For a long while she didn’t set much store by her early work, dating her real achievements to the time she met (and later married) trumpeter Michael Mantler. Together they become leading lights in the Jazz Composers Guild, an orchestra that included, from time to time, Paul Bley, Cecil Taylor, Bill Dixon, Archie Sheep and Sun Ra and others. Her more ambitious period was marked by ‘Roast’ for the JCG, followed by ‘A Genuine Tong Funeral’ for the JCG but not performed by them. After the JCG collapsed, the orchestra continued as Jazz Composers Orchestra Association.

Meanwhile vibist Gary Burton had emerged as a leading figure in combining jazz and rock, and had begun using Bley’s compositions, such as ‘Sing Me Softly of the Blues,’ and ‘Fanfare/Mother of a Dead Man’. In 1967 he recorded Bley’s first full-scale project involving a 10-piece ensemble, A Genuine Tong Funeral (A Dark Opera Without Words). Her next major project was for Charlie Haden’s Liberation Music Orchestra, where she wrote two tunes and arranged the rest. The concepts and ideas in Tong Funeral and Liberation Music found the apotheosis in Escalator Over the Hill, a musical encyclopedia for the eclectic and a pan-music pantechnicon all rolled into one. Released in 1972, it defined Bley.

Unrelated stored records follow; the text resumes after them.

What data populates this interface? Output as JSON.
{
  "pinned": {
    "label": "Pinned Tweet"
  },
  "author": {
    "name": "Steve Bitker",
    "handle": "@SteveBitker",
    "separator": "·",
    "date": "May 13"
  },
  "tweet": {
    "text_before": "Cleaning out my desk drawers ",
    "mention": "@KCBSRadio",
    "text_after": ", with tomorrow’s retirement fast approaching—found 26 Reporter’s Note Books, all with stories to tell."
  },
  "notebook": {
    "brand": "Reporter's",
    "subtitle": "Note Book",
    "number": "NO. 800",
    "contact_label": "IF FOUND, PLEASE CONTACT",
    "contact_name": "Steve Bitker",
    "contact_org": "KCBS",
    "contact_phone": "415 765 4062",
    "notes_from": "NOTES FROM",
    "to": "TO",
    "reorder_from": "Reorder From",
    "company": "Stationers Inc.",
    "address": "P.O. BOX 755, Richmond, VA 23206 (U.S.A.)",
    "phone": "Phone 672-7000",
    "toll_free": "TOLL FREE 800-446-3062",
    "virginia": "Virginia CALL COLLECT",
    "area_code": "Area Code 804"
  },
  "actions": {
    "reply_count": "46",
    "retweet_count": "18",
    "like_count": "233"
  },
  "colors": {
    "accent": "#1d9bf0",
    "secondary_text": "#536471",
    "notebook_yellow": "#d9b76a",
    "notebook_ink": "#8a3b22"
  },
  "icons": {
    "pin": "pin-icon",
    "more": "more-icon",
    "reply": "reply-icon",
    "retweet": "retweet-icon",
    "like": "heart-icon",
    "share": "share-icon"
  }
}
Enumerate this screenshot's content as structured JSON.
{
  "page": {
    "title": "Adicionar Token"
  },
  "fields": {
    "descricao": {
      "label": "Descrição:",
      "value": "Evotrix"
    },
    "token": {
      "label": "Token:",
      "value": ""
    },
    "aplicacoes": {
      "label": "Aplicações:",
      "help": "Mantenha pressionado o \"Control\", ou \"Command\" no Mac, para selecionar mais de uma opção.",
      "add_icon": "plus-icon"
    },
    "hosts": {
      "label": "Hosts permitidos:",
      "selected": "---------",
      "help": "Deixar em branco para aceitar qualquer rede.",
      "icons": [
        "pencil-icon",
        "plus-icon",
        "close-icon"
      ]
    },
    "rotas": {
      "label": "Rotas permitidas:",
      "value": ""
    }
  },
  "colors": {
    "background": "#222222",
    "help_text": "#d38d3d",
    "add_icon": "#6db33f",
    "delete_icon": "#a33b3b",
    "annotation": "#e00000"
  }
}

But even after huge achievement of Escalator, her eyes were looking towards fresh horizons — rock, “I started hearing the possibilities of not borrowing from black culture,” she told Sy Johnson in 1978. “Actually finding substance in white culture. The Beatles best stuff was taken from Anglo-Saxon roots, I was amazed because I thought only black music was important.” So after Escalator’s little sister, Tropic Appetites, on Dinner Music she used the funk trio Stuff. In 1982 came Live! with a big band, where she confronts her religious upbringing on ‘The Lord Is Listening To Ya, Hallelujah!’ where her mischievous humour is not far from the surface. In 1975, still on the rock kick, she wrote the songs for Nick Mason’s Fictitious Sports, although when asked about that in interview she said, “We don’t talk about that.”

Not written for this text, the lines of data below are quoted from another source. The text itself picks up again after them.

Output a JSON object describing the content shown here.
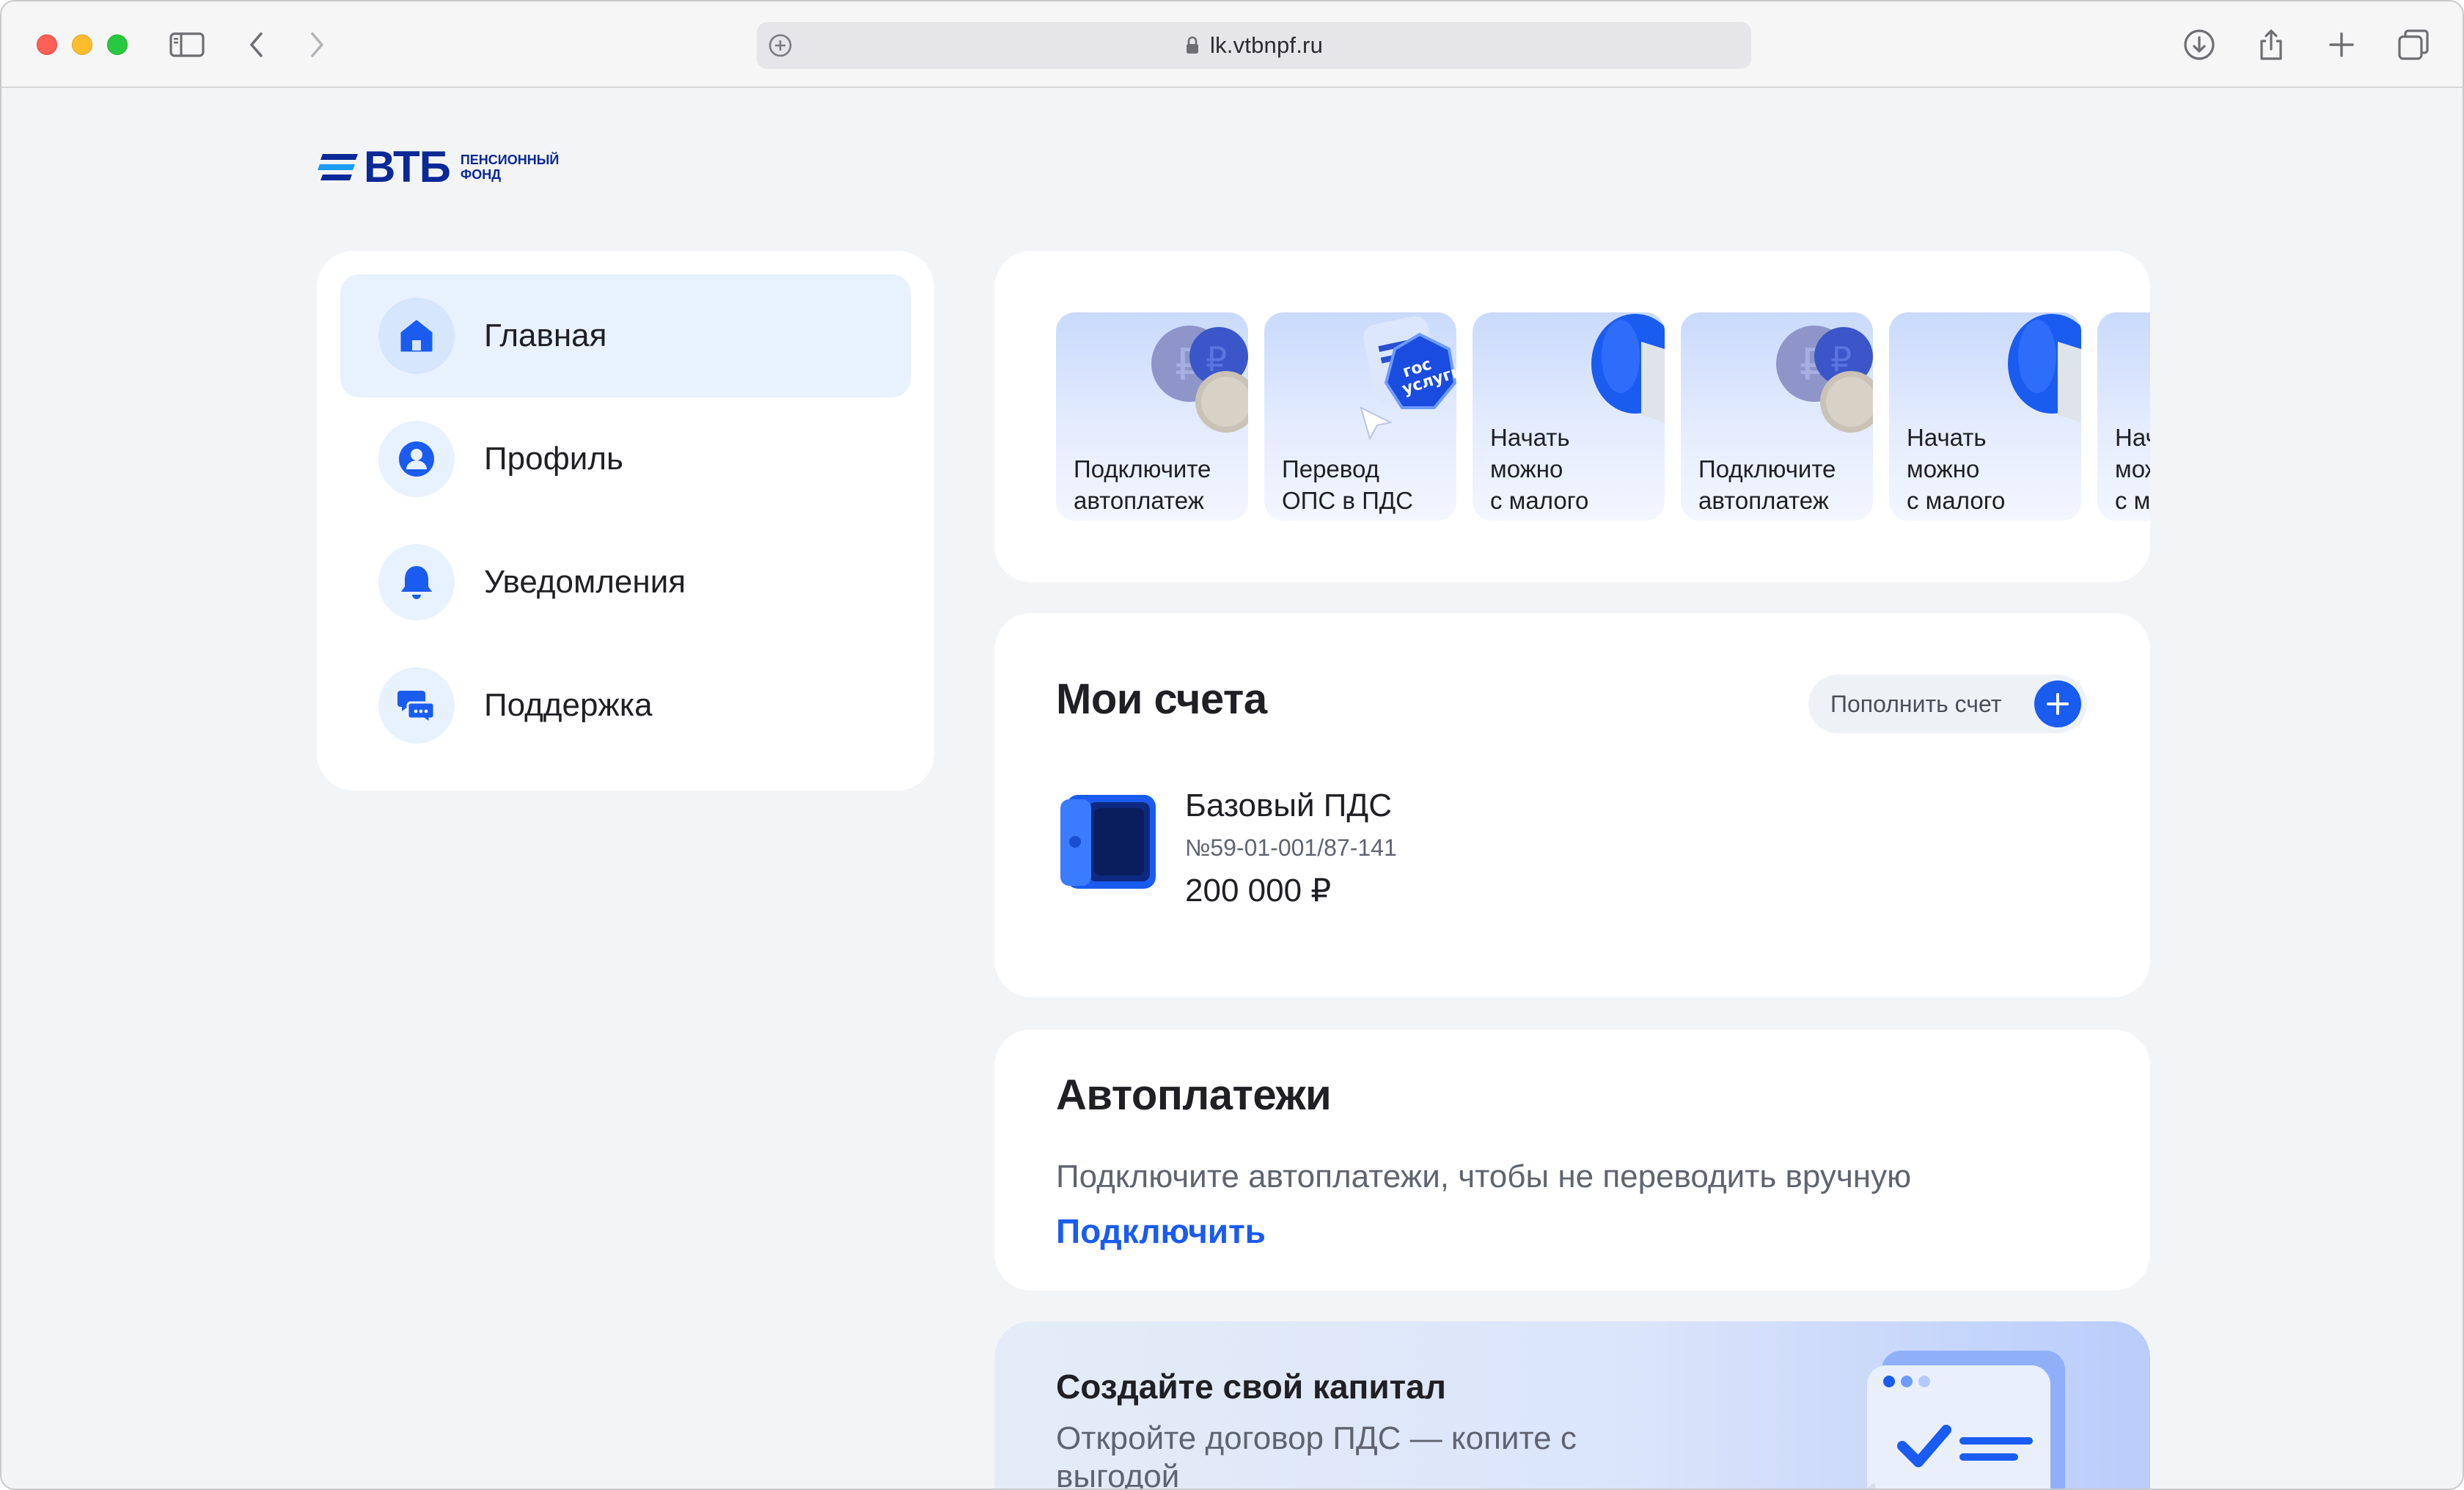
{
  "browser": {
    "url": "lk.vtbnpf.ru"
  },
  "logo": {
    "name": "ВТБ",
    "subtitle_line1": "ПЕНСИОННЫЙ",
    "subtitle_line2": "ФОНД"
  },
  "sidebar": {
    "items": [
      {
        "label": "Главная",
        "icon": "home-icon",
        "active": true
      },
      {
        "label": "Профиль",
        "icon": "user-icon",
        "active": false
      },
      {
        "label": "Уведомления",
        "icon": "bell-icon",
        "active": false
      },
      {
        "label": "Поддержка",
        "icon": "chat-icon",
        "active": false
      }
    ]
  },
  "promos": [
    {
      "text": "Подключите\nавтоплатеж",
      "art": "coins-icon"
    },
    {
      "text": "Перевод\nОПС в ПДС",
      "art": "gosuslugi-icon"
    },
    {
      "text": "Начать\nможно\nс малого",
      "art": "piggy-icon"
    },
    {
      "text": "Подключите\nавтоплатеж",
      "art": "coins-icon"
    },
    {
      "text": "Начать\nможно\nс малого",
      "art": "piggy-icon"
    },
    {
      "text": "Начать\nможно\nс малого",
      "art": "piggy-icon"
    }
  ],
  "accounts": {
    "title": "Мои счета",
    "topup_label": "Пополнить счет",
    "items": [
      {
        "name": "Базовый ПДС",
        "number": "№59-01-001/87-141",
        "balance": "200 000 ₽",
        "icon": "safe-icon"
      }
    ]
  },
  "autopay": {
    "title": "Автоплатежи",
    "description": "Подключите автоплатежи, чтобы не переводить вручную",
    "link": "Подключить"
  },
  "capital": {
    "title": "Создайте свой капитал",
    "description": "Откройте договор ПДС — копите с выгодой"
  },
  "colors": {
    "accent": "#1a5cf0",
    "brand": "#0a2896",
    "page_bg": "#f3f4f6",
    "active_nav_bg": "#e8f1fe"
  }
}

In the 1980s, she re-engaged with Charlie Haden’s Liberation Music Orchestra. The record label she and her then husband Mantler owned to release their musical projects was called Watt music, which had a tie-up with ECM records. Manfred Eicher suggested she might record for ECM, rather than Watt, so she could concentrate on being an artist, which in an interview she suggested came as something of a relief. With her partner, bassist Steve Swallow and saxophonist Andy Sheppard, she toured and made four trio albums for ECM, miniatures that refined her art to its very essence, with her final album, Life Goes On, released in 2020.